The erotic symbolism
that leads the explorers on includes the miniature of their rocket ship passing
globular planets against a painted backdrop. The interpolated giant spider is
on the order of a found object or readymade, and the film-scratches
representing ray-gun blasts remind the viewer, as Godard says of scratchy
prints in general, that he is watching a film.
One can read
every conceivable bit of criticism directed at Journey to the Seventh Planet,
from carping at its low-budget mysteries, which are profound, to sneers at the
girls, who are beautiful, to gibes at the astronauts’ admiration of
them...
The idea of an
environment prepared for Earthlings appears at the end of Kubrick’s 2001:
A Space Odyssey, as also that of a supermind,
which comes from Godard’s Alphaville, with antecedents in this
film and Strock’s Gog,
among others.
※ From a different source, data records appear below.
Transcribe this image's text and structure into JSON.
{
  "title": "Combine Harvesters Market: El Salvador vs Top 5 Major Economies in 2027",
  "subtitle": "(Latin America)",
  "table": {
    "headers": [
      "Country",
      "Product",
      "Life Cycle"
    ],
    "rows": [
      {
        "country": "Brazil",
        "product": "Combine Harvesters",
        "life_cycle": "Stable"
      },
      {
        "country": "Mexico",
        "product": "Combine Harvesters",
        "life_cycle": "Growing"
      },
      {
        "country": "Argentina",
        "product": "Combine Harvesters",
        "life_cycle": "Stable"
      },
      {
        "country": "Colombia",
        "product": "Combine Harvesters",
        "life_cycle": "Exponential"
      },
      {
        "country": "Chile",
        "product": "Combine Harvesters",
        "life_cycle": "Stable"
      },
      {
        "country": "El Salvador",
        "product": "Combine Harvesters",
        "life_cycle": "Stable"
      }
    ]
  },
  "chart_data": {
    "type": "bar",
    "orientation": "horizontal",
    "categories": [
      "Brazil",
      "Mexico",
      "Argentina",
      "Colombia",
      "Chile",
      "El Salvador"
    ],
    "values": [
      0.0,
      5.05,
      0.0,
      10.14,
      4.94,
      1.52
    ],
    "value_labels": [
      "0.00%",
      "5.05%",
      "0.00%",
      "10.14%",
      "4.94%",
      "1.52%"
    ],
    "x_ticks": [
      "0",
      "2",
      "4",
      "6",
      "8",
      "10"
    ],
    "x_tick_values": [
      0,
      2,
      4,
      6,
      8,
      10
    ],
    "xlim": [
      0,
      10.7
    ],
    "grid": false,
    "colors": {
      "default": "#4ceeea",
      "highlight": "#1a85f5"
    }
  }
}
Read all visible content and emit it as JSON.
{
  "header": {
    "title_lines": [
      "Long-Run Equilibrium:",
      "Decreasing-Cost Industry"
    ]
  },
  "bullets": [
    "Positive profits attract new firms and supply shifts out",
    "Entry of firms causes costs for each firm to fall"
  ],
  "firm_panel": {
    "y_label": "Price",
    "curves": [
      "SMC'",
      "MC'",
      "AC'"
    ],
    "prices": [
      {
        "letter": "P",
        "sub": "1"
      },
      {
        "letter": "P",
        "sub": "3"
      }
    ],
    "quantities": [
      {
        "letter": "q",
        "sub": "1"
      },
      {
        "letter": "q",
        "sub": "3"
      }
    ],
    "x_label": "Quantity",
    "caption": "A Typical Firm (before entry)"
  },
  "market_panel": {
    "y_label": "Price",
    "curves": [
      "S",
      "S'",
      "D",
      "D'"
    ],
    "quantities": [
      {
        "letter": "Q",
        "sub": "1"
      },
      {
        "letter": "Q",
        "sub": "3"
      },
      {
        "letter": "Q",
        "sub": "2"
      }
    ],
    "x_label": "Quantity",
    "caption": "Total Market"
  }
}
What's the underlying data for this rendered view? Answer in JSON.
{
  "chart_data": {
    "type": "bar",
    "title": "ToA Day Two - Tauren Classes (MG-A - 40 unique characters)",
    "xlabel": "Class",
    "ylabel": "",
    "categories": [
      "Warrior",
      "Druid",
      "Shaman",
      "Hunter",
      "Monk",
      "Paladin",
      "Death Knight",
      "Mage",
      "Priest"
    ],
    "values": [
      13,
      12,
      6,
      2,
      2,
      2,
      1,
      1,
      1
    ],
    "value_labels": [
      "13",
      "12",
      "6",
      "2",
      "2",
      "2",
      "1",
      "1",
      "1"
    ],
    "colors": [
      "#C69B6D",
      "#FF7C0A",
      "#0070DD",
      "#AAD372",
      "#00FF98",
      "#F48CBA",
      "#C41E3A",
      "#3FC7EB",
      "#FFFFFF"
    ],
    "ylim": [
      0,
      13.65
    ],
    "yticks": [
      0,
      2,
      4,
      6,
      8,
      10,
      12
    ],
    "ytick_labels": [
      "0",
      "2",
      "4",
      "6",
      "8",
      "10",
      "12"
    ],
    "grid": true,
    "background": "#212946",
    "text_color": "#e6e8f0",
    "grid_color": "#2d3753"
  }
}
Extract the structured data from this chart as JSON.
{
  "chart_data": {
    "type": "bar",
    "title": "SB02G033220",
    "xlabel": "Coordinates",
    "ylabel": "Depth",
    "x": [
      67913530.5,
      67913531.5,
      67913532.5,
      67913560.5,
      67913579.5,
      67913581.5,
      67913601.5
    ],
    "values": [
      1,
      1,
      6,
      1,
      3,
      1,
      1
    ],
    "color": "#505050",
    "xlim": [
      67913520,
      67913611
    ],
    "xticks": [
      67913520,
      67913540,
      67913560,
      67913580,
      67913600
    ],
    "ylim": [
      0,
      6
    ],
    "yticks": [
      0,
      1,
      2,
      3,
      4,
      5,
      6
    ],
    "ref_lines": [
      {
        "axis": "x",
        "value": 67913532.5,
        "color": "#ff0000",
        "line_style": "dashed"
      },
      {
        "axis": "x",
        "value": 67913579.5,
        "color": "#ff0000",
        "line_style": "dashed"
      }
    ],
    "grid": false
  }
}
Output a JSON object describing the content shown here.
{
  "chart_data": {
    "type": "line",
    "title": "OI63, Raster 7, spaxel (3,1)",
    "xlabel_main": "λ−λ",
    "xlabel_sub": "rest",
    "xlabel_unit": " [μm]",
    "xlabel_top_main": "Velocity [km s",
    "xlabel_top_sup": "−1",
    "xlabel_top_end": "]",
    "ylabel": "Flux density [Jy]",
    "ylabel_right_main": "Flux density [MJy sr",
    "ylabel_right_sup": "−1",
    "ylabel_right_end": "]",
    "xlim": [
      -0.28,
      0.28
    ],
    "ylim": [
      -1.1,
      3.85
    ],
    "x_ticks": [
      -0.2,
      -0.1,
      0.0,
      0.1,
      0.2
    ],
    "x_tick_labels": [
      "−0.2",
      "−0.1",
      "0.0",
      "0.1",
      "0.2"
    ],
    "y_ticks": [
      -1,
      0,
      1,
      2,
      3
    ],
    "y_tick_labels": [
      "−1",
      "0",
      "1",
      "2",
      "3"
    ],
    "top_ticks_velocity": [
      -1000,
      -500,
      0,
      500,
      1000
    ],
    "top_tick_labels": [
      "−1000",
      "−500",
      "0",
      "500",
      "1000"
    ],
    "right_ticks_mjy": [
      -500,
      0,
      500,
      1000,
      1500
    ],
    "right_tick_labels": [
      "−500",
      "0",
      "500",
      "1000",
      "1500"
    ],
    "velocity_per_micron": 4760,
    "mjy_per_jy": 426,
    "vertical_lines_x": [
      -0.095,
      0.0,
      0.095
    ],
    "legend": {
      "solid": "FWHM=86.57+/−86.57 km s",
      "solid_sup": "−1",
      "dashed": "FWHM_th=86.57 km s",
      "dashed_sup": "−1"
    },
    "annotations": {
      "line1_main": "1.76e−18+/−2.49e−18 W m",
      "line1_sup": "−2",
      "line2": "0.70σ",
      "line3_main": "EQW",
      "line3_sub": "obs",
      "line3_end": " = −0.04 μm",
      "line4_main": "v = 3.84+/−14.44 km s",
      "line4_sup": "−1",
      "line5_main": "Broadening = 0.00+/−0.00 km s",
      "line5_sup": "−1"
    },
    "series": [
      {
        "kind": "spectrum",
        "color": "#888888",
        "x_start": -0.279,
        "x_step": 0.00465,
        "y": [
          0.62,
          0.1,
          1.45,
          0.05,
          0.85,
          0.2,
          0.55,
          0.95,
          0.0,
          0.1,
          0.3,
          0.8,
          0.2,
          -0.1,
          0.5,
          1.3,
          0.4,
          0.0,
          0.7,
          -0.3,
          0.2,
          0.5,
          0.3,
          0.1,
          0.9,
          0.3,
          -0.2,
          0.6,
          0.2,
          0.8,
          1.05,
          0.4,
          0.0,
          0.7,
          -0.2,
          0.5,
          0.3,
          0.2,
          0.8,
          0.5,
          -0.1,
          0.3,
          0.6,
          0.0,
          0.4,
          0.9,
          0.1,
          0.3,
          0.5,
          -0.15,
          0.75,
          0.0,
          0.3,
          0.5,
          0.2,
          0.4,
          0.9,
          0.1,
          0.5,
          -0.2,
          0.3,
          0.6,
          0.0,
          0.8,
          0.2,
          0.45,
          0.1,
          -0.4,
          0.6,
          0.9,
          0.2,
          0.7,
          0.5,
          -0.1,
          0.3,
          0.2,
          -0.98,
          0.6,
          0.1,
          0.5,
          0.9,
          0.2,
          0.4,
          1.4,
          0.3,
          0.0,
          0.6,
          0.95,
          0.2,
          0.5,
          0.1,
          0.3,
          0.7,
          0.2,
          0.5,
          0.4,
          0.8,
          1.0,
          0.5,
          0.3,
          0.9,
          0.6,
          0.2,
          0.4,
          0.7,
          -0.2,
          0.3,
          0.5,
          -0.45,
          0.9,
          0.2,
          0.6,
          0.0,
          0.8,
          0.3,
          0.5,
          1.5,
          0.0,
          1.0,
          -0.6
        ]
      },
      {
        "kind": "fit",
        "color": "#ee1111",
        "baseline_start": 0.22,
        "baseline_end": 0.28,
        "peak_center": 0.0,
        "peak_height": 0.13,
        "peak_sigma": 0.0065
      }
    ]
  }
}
There are certainly a lot of precedents for the girls from outer
space, from Cunha’s Missile to the Moon
and White’s Outer Space Jitters to Mizoguchi’s
Ugetsu Monogatari.
What this note is
trying to suggest is, almost impossibly, a film with stylistic difficulties for
the casual observer which reflect a deep perturbation of content. Arkoff
recognized, it may be, the sheer amusement value of the successive MacGuffins, such as the mysterious hole in the forest that
strips a stick bare, and he kept an even keel of suspense before the awful
mystery of the conclusion, when the giant brain with its single eye is
confronted by the astronauts, a scene which develops both horns of its dilemma
to an intensity allowing the grand sublimations of Godard and Kubrick.
“I asked
the editor,” says Gordon Douglas, “How does it look? And he said:
Fine. I said: Does it look honest? He said: As honest as twelve foot ants can
look.” Every step of Journey to the Seventh Planet is designed to
lead from image to image as such. This is exactly how King Kong is
constructed, and with persistence of vision will suffice for a definition of
cinema.
Finger on the Trigger
End of the Civil
War, Confederates hold Fort Grant in Oklahoma, demobilized Union cavalrymen
pass through on their way to New Mexico.
Cf.
Hawks’ Rio Lobo,
Guillermin’s El Condor,
Boetticher’s Westbound, McLaglen’s The
Shadow Riders.
“I’ve
seen dead men before. I’ve just been through a war.” The golden horseshoe. The Confederate
treasury. A bank in Southernville.
Indian territory (cp. Two Flags West, dir. Robert Wise).
A charming miprision leads the cavalrymen, some of
them, to believe the fort still in U.S. hands (cp. Night Boat to Dublin, dir. Lawrence Huntington).
Thus the
masterful screenplay, by the author of Julio Coll’s
Pyro. The structure
pivots on this misprision.
“How I know
you come back?”
“Because
I’m a thief. I couldn’t
resist that much gold.”
“Wait. We
talk more.”
“You should
have been a lawyer.” Blue skies, Spanish badlands for
the filming.
“I feel
like I’m trapped in a bank vault.”
“What a way
for a Scotsman to die!”
And then it’s
a question of “what
Confederacy,” the balls of St. Nicholas. Pink is especially good at
conveying the swift ferocity of an Indian attack with an antique flavor of the
primitive, the combination of symbols and metaphors at the climax might have
suggested Sherin’s Valdez Is Coming. The defense is not made at the fort but in the sacked
and ruined town.
Techniscope, Technicolor,
wardrobe by “the incomparable Vicky.”